Il y a donc un besoin réel de réguler les actions des firmes multinationales et d’initier de nouvelles politiques pour représenter les intérêts sociaux, économiques et environnementaux des communautés locales. « L’émergence d’initiatives nouvelles peuvent aider les gouvernements à réguler des activités pour le bien commun. En effet, un nombre croissant de sociétés s’oriente vers « un plan de responsabilité sociale » qui se traduit sous formes de codes de conduite, de certifications, de documentation, de discussions avec les actionnaires et de partenariats». Les sociétés avancent pas à pas vers une prise de conscience de leur responsabilité dans les coûts environnementaux et sociaux engendrés par leurs activités. Même si ces avancées vont dans le bon sens, ces « initiatives volontaires » ne sont pas des moyens suffisants pour orienter et contrôler sur les sociétés. Certaines organisations des Nations Unies, comme la Conférence sur le Commerce et le Développement ou le Programme pour le Développement ainsi que l’Organisation Internationale du Travail, semblent en position de pouvoir assurer la coordination des activités visant à surveiller les grandes et puissantes entreprises. Ces institutions internationales ne doivent pas craindre d’entreprendre des recherches critiques et d’analyser les impacts des politiques des multinationales sur l’environnement, la société et le développement. Elles doivent également mettre en place des initiatives de contrôle aux niveaux national et international. Néanmoins, à quelques exceptions près, la tendance actuelle dans la plupart des agences internationales est à l’apaisement des multinationales par des politiques et des programmes qui prennent en compte les intérêts du secteur privé. Nous sommes encore loin de voir les agences des Nations Unies jouer un rôle de superviseur critique. Les organisations internationales devraient se pencher sur le défi de réguler la gouvernance mondiale des ressources naturelles.

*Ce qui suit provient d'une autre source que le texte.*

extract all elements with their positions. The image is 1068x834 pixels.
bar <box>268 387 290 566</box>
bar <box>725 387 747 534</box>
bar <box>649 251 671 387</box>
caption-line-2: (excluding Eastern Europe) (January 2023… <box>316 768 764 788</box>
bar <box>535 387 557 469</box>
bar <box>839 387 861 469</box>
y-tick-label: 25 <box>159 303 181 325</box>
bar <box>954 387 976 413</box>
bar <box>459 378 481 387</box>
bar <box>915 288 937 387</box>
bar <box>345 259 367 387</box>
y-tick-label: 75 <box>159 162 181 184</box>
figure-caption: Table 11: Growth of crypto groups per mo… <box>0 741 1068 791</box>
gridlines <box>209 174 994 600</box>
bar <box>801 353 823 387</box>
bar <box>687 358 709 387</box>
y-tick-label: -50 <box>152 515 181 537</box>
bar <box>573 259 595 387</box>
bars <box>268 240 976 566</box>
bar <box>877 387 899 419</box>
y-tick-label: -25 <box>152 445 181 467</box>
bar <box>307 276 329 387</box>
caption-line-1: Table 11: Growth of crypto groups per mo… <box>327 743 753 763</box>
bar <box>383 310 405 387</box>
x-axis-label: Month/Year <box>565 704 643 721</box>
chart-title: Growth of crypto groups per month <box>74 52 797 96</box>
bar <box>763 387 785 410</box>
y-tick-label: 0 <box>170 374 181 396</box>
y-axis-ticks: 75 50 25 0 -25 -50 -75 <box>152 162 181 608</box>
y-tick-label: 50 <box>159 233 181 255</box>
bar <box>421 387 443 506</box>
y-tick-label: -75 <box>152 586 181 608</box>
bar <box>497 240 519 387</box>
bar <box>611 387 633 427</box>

Malgré un manque évident de contrôle sur le pouvoir des multinationales à l’échelle mondiale, des progrès ont été faits au travers d’une part, d’accords sur une politique internationale et, d’autre part, d’institutions qui préconisent un environnement propice à la cogestion des ressources. Dans la mesure où ils affectent les conditions et les capacités d’utilisation des ressources localement, les accords et instruments internationaux ont un impact direct sur la cogestion au niveau local. « A bien des égards, l’instrument international fondamental de soutien à la cogestion reste la Déclaration Universelle des Droits de l’Homme. Adoptée le 10 décembre 1948 par l’Assemblée Générale des Nations Unies, la Déclaration n’est pas juridiquement contraignante mais elle est considérée comme un outil international d’une importance capitale sur les plans politique et symbolique. Suite à l’adoption de cette Déclaration, la Commission des Droits de l’Homme des Nations Unies a commencé à esquisser des documents juridiquement contraignants. Les Pactes Internationaux, d’une part sur les Droits Economiques, Sociaux et Culturels (PIDESC) et, d’autre part, sur les Droits Civils et Politiques (PIDCP), ont été adoptés en 1966 ». Ces deux conventions soulignent le droit à l’auto-détermination et au développement des peuples, base sur laquelle se fonde le principe de cogestion.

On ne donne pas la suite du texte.